Following up on Matthias Wendt's comment, the language of Moufang sets is indeed a suitable axiomatic approach to (generalizations of) projective lines.
Formally speaking, a Moufang set is a set $X$ together with a collection of groups $U_x \leq \operatorname{Sym}(X)$ (one group for each $x \in X$), such that:
- each $U_x$ fixes $x$ and acts sharply transitively on $X \setminus \{ x \}$;
- the group $G := \langle U_y \mid y \in X \rangle$ permutes the $U_x$'s by conjugation.
The groups $U_x$ are called the root groups of the Moufang set, and the group $G$ is called the little projective group.
It is not hard to see that $X = \mathbb{P}^1(k)$ and $G = \mathrm{PSL}_2(k)$ has the structure of a Moufang set, but there are many more interesting examples, most notably those arising from semisimple linear algebraic groups of $k$-rank one.
It is possible to single out the genuine projective lines over fields among the Moufang sets. For fiels $k$ with $\operatorname{char}(k) \neq 2$, this was done by Richard Weiss and me (see section 6 of our paper "Moufang sets and Jordan division algebras", Math. Ann. 335 (2006), no. 2, 415–433); this result has been generalized to arbitrary fields (including the case $\operatorname{char}(k) = 2$) by Matthias Grüninger, where the result is somewhat more subtle ("Special Moufang sets with abelian Hua subgroup", J. Algebra 323 (2010), no. 6, 1797–1801).
At the risk of giving too much advertisement for my own papers, I can recommend the course notes "A course on Moufang sets", Innov.
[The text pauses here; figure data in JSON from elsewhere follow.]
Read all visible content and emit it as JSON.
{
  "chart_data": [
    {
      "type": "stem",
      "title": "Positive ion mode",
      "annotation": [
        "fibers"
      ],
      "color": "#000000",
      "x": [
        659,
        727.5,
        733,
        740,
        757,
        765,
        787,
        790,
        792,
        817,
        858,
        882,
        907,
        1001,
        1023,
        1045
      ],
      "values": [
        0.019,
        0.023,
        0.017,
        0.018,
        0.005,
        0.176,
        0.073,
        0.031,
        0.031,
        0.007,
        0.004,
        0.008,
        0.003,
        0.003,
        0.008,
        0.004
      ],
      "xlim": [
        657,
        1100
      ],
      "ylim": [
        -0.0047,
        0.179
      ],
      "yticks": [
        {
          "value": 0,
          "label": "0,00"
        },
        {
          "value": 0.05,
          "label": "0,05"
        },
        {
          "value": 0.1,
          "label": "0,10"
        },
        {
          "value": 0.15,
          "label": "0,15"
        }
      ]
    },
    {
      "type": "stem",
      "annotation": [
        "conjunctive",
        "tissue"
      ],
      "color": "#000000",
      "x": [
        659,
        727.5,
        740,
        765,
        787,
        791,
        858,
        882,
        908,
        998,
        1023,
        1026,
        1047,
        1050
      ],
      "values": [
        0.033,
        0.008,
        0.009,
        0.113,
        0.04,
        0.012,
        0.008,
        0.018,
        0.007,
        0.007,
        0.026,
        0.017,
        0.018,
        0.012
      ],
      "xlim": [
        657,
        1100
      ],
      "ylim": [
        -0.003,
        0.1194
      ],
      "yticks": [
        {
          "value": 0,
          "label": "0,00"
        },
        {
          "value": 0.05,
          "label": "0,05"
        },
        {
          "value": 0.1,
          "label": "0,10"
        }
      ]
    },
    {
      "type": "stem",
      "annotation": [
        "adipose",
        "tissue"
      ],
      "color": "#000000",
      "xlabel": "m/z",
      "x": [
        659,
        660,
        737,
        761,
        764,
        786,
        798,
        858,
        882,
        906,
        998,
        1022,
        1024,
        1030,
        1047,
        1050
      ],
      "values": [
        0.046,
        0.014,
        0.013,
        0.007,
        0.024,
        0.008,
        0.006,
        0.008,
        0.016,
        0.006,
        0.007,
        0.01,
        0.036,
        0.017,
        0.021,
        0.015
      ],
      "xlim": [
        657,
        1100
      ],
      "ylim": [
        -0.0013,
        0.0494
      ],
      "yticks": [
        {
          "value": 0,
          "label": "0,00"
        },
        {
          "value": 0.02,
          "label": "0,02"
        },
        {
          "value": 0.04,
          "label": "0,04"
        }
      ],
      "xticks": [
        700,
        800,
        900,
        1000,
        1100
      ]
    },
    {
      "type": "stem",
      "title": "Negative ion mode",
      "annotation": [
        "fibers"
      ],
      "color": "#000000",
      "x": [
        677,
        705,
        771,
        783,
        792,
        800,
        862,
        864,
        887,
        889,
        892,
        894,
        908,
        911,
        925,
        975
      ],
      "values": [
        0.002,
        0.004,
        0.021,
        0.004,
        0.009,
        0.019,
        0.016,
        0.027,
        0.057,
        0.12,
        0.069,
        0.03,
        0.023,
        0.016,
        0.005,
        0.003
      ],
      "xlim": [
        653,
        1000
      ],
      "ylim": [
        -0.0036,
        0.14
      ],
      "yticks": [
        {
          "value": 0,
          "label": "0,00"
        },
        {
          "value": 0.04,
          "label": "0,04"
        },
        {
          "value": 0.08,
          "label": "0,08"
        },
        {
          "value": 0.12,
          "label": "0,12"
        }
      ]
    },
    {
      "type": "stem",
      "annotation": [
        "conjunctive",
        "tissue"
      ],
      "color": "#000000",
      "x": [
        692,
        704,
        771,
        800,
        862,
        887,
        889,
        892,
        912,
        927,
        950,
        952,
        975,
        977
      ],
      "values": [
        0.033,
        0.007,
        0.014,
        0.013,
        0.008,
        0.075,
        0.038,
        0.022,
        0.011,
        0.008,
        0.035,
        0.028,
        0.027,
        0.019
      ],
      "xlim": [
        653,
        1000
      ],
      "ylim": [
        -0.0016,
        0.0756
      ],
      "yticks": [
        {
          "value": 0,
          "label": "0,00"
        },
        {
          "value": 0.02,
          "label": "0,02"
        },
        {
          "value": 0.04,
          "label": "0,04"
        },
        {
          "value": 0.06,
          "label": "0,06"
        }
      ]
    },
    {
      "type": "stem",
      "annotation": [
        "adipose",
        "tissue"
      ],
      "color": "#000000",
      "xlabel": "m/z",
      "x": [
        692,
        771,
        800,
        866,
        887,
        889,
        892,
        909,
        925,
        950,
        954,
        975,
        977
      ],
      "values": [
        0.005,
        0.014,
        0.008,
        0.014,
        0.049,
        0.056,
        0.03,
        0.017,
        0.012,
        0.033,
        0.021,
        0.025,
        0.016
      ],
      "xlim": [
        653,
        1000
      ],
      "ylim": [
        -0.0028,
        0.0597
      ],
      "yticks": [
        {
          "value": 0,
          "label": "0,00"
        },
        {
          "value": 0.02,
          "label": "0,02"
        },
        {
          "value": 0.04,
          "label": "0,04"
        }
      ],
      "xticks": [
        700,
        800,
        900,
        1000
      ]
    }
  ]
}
Incidence Geom. 9 (2009), 79–122 that I wrote together with Yoav Segev, for an introduction to the subject.
Edit: As requested in the comments below, I am adding some more details, in particular about the example with $X = \mathbb{P}^1(k)$ and $G = \mathrm{PSL}_2(k)$.
First of all, notice that the little projective group $G$ is generated by any two of the root groups, $G = \langle U_x, U_y \rangle$ for all $x,y \in X$ with $x \neq y$. So to give an explicit description of an example, it suffices to describe two of these root groups; all others are then obtained by conjugation inside $G$.
We now take $X = \mathbb{P}^1(k) = k \cup \{ \infty \}$, acted upon by $G=PSL_2(k)$, the elements of which I will denote with matrices with square brackets (determined up to a non-zero scalar), so $$ \begin{bmatrix} a & b \\ c & d \end{bmatrix} .x = \frac{ax+b}{cx+d} \quad \text{for all } x \in X.$$ Notice that $\operatorname{Stab}_G(\infty) = \left\{ \begin{bmatrix} a & b \\ 0 & a^{-1} \end{bmatrix}\right\}$ and $\operatorname{Stab}_G(0) = \left\{ \begin{bmatrix} a & 0 \\ c & a^{-1} \end{bmatrix}\right\}$. We now define the root groups $U_\infty$ and $U_0$ to be the group of unipotent elements of these point stabilizers, i.e. $$ U_\infty =\left\{ \begin{bmatrix} 1 & b \\ 0 & 1 \end{bmatrix} \mid b \in k \right\}, \quad U_\infty =\left\{ \begin{bmatrix} 1 & 0 \\ c & 1 \end{bmatrix} \mid c \in k \right\} .$$ The point is that it is now possible to forget about the matrix representation and even about the original ambient group $G$ all together, and only retain the corresponding permutations of $X$. We then get $$ U_\infty = \{ x \mapsto x + b \mid b \in k \}, \quad U_0 = \{ x \mapsto (x^{-1}+c)^{-1} \mid c \in k \} . $$ It is now not so hard to imagine that this description makes sense for more general algebraic structures than commutative fields only. And indeed, this works equally well for skew fields, octonion division algebras, and even more generally for Jordan division algebras. To make examples with non-abelian root groups, similar ideas make sense by replacing the multiplicative inverse by more complicated maps that "behave like a multiplicative inverse".
Another relevant comment, related to your first "ideal property": in the case of skew fields, for instance, it is only possible to recover the skew field up to opposition, i.e., in the case of $\mathrm{PSL}_2(D)$, we can recover the pair $(D, D^{\mathrm{op}})$ from the Moufang set, but not $D$ itself. (Here, $D^{\mathrm{op}}$ is the skew field with same underlying additive group as $D$, and with multiplication given by $x*y := yx$.)